Mainframe and UNIX virtulisation was designed-in to a well thought out system. The guest OS were generally also of such a planned type.
As already pointed out, there are a lot of reasons for x86 VM that have nothing to do with per-user tailoring. That after all should be something that generally 'just works' by the OS.
We have issues running older Windows and Linux versions due to security (need the OS to run something legacy, can't trust it on its own) and due to the loss of hardware support with time (hence the attraction of virtulised network cards, etc).
For other reasons then things could be improved by a less complex stack, and VM tools that allow hot migration of a running machine from server to server, etc, offer great advantages in uptime. Except of course when those tools come with bugs...
Good article, with a few ommissions and oversights
It is good to see that finally somebody dares speak the truth about the overheads and inefficiency of full virtualization. While the sales brochures boast overheads in low figure percentage points, anybody who actually bothered to test this on any realistic workload will find that the overheads on full virtualization are in the region of 30-40%, and this applies across all PC virtualization products, be it VMware, Xen or KVM. But most people neither bother doing their own testing nor do they have enough understanding to be able to apply optimizations on bare metal that become virtually impossible (no pun intended) when virtualization is used.

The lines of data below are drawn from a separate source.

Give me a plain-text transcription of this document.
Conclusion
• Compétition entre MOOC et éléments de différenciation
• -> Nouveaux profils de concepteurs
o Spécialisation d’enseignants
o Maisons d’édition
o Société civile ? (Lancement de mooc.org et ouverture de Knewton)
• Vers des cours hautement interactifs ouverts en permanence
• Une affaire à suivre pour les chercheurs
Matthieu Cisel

One thing that is overlooked in the article is that KVM and Xen have certain advantages in terms of overheads. KVM uses the core features already built into the kernel (e.g. the scheduler), whereas Xen and VMware bring their own. Xen, however, has the ability to do half-virtualization, where the guest doesn't run a kernel of it's own but relies on the host kernel to run the container's processes. But apart from only being to run the same guest OS as the host, this still involves a container, which comes with more overheads than chroot-style virtualization, a-la OpenVZ (free and open source project that Virtuozzo is based on), Linux Containers (LXC - not yet deemed stable, but it is in the mainline kernel), and Linux VServer (has a killer feature over OpenVZ and LXC - copy-on-write hard-link file unification which reduces memory usage, page cache usage and disk space all at the same time).
VServer's copy-on-write hard-link file unification is pretty much the mother of all memory deduplication approaches. For a start, it's free - once you unify the files by hard-linking them, all the executables and shared libraries will implicitly mmap to the same memory space (based on the inode number). That means if you have 100 guests, you only have 1 instance of glibc, rather than 100. This allows for some truly mind-boggling guest counts on a single host (hundreds). Best of all, there is no expensive run-time memory de-duplication required, a-la what VMware does or what KVM does using KSM (Kernel Same-page Merge) - it is all implicit. The savings in terms off disk space and caches (page cache, CPU cache) are a bonus on top.
Bochs isn't a virtualization tool, it is an emulator and as such shouldn't be listed in the same group as the others. QEMU has the ability to do emulation, too, but it is also used as a front end for KVM (and KQEMU until recently), so it mostly earns itself a place among the virtualization tools.
Finally, switching between VM technologies is not particularly difficult. On UNIX OS-es it is usually as simple as tar-ing the files to a fresh container and re-installing the boot sector on the new VM.
the Obvious That Needed To Be stated
You can't get a quart out of a pint pot.
That is all our grandmothers would bother to tell the PC virtualisation consultant as they showed him the door.
Unfortunately, I don't doubt that it will be need to be stated again and again, as this technology continues to be mis-sold to managers who will not think to refer the matter to their grannies first.
Congratulations on an excellent series of articles. It has taught me a lot. I had some gut feelings about it: it is nice to have confirmation of them.